Smart Home – So funktioniert die Datenübertragung zwischen den Geräten

Das intelligente Zuhause gewinnt auch in Deutschland über die letzten Jahre immer mehr an Beliebtheit. Neben der Verbesserung des Komforts durch das Steuern von Heizungen, Lampen und Rollläden mit dem eigenen Smartphone bequem von der Couch aus, trägt die Vernetzung der eigenen vier Wände auch noch zu einer langfristig schmaleren Nebenkostenabrechnung bei. Beim Vergleich verschiedener Smart Home-Systeme kommen für Neulinge im Bereich der Kommunikation zwischen den Geräten häufig einige Fragen auf, die folgend näher beleuchtet werden sollen.

Die Voraussetzung für eine Kommunikation zwischen den Geräten

Smart Home Kommunikation zwischen den Geräten

Grundsätzlich ist es für eine reibungslose Kommunikation zwischen den Geräten notwendig, dass sie die selbe „Sprache“ sprechen. Soll heißen die verbundenen Geräte verfügen über Protokolle, die im Prinzip die „Sprache“ der Geräte darstellt. Es gibt verschiedene Übertragungsarten, mit denen die Geräte kommunizieren und sich so untereinander mithilfe der Protokolle austauschen. Dabei kann aus verschiedenen Kabelvarianten und der Funkübertragung gewählt werden.

Übertragung per Kabel oder Funk

Das am häufigsten verwendete verdrillte Kupferkabel ist das Bus-Kabel J-Y(ST)Y 2x2x0,8mm². Eine nachträgliche Installation kann allerdings sehr kostspielig werden und sollte bei einem Neubau oder einer Sanierung verwendet werden. Powerline eignet sich als Alternative zum üblichen Bus-Kabel. Es kommuniziert über das vorhandene Stromnetz zwischen den Geräten. Andere Alternativen wären Flachkabel, die bequem an der Wand entlang gelegt werden können oder Ethernetkabel, deren Verlegung etwas komplexer ist.

Natürlich ist auch eine Übertragung per Funk zwischen den Geräten möglich, wenn keine Kabel verlegt werden sollen.

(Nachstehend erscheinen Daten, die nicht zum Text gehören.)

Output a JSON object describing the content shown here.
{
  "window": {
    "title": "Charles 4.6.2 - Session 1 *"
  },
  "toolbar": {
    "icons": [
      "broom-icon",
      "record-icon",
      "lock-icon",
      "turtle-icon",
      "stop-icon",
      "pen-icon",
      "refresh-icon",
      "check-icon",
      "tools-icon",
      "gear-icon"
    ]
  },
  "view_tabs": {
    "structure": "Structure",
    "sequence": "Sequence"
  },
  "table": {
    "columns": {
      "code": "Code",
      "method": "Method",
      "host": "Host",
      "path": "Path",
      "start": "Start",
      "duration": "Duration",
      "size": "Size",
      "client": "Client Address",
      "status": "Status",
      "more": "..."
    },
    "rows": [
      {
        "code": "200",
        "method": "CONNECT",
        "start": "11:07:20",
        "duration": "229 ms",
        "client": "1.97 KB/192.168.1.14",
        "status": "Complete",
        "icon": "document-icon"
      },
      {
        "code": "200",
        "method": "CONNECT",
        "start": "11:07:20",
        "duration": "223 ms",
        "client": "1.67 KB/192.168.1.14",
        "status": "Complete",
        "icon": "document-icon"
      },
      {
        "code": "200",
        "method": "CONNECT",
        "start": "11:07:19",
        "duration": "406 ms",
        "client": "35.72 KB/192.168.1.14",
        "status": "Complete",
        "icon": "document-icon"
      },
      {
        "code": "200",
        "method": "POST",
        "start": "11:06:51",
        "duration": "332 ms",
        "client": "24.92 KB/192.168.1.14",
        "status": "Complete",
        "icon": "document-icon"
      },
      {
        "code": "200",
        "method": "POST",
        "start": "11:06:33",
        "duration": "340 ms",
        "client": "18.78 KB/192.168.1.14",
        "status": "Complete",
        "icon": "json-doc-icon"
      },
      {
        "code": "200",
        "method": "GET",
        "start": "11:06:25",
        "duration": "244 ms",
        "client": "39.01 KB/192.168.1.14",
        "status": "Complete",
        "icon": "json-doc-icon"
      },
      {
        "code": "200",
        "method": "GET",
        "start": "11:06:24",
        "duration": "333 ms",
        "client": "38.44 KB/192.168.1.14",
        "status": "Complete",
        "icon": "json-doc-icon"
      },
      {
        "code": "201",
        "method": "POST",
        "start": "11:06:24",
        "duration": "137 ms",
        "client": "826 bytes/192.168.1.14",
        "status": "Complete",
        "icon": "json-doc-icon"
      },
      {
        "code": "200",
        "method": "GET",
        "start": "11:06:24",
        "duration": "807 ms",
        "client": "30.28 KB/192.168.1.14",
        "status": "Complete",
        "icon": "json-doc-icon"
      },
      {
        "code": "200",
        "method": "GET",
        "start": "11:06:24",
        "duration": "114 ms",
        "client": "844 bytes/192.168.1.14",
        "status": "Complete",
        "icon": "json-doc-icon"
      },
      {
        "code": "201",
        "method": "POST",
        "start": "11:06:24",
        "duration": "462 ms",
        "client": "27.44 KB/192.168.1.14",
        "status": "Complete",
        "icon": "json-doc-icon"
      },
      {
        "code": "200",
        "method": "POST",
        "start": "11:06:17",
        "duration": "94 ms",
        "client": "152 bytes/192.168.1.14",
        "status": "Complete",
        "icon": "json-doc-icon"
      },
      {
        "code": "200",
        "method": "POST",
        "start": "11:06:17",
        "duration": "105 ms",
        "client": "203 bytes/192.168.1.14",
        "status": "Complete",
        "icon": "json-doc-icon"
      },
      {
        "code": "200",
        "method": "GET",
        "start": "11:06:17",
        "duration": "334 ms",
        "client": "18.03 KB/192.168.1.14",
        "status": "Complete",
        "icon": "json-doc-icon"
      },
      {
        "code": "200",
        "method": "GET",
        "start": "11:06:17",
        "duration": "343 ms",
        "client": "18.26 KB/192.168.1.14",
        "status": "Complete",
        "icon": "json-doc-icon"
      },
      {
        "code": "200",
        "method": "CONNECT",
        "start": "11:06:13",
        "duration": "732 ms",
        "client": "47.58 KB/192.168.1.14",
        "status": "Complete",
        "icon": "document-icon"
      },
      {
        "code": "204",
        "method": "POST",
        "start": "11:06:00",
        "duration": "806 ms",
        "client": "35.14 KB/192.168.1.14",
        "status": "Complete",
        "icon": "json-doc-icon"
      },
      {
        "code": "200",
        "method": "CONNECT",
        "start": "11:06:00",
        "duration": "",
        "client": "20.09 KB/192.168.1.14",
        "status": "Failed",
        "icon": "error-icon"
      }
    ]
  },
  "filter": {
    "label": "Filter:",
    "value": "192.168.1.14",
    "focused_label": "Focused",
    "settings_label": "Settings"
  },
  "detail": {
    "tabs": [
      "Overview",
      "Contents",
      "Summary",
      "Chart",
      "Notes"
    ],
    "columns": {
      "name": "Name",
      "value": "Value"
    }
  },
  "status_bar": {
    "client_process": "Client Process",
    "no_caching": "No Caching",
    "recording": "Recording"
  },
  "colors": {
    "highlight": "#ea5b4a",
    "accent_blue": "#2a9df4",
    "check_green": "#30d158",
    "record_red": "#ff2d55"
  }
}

Hierzu werden im Haus verteilt verschiedene Sender und Empfänger aufgestellt sowie eine Steuerzentrale, die eine kabellose Übertragung im ganzen Haus ermöglichen. kabel- und funkbasierte Systeme haben dabei natürlich jeweilige Vor- und Nachteile.

Übertragung per Kabel oder Funk

Vor- und Nachteile der kabelgebundenen Systeme

Die Vorteile von kabelgebundenen Systemen liegen vor allem in der sicheren Übertragung der Daten. Damit ist eine schnelle und relativ störungsfreie Übertragung zwischen den verbundenen Geräten gesichert. Außerdem lassen sich die Leitungen bei einem Neubau einfach mit den Elektrogrundinstallationen verlegen.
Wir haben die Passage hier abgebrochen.